There were extreme examples of people who had suffered the extreme humiliation of poverty during the depression of the 1930s, and went on to become completely devoid of compassion as they murdered tens of millions of people with a complete lack of compassion, inhibition, or restraint in WWII.
There are many examples within ethnic groups. There are African Americans who get rich by rack-renting housing to other African Americans; and Mexican Americans who get rich as labor contractors by hiring illegal Mexicans at subsistence wages.
Without the fear of want, the richest person in the world would be looked on as a fool, like a hoarder who wasted their life accumulating things for which they got no benefit or apparent enjoyment. Crime and poverty go hand in hand. Create meaningful jobs with a pathway to advancement, and the rate of crime will go down proportionately.
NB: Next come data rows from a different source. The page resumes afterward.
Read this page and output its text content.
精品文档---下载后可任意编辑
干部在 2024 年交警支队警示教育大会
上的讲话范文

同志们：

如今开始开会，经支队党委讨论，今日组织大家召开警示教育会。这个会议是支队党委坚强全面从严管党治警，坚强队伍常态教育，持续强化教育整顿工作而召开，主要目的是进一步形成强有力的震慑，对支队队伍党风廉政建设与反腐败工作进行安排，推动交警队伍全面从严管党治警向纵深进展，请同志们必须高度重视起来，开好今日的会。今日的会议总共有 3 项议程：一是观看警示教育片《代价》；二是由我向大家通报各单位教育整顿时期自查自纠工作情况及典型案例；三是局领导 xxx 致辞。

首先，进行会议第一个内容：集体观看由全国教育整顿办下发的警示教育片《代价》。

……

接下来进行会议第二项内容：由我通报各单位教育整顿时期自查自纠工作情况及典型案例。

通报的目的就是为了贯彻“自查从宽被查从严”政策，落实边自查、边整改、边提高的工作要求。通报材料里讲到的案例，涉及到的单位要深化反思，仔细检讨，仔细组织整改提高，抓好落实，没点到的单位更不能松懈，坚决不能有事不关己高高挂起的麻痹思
Create a pathway to home ownership, and the temptation to criminality is counterbalanced with security, dignity and a prosperous expectation.
Poverty and crime are the direct result of unemployment, stagnant wages, and the shortage of housing, which are caused by idle land -- the only thing that workers cannot produce. The more land that is unused and significantly underused the fewer jobs, and the fewer units of housing.
The solution to poverty and the resulting crime is to simply acknowledge that all land is part of the Earth — a gift of nature. That the value of land results from the synergistic cooperation of the community as a whole, and, therefore, belongs to the community. The right of individual ownership is production. It is that part of what people produce that they could have produced by utilizing the natural opportunities that are equally available to everyone. And the reason there is not an abundance of land freely available for everyone is because it is hoarded unused and under-used as an appreciating asset.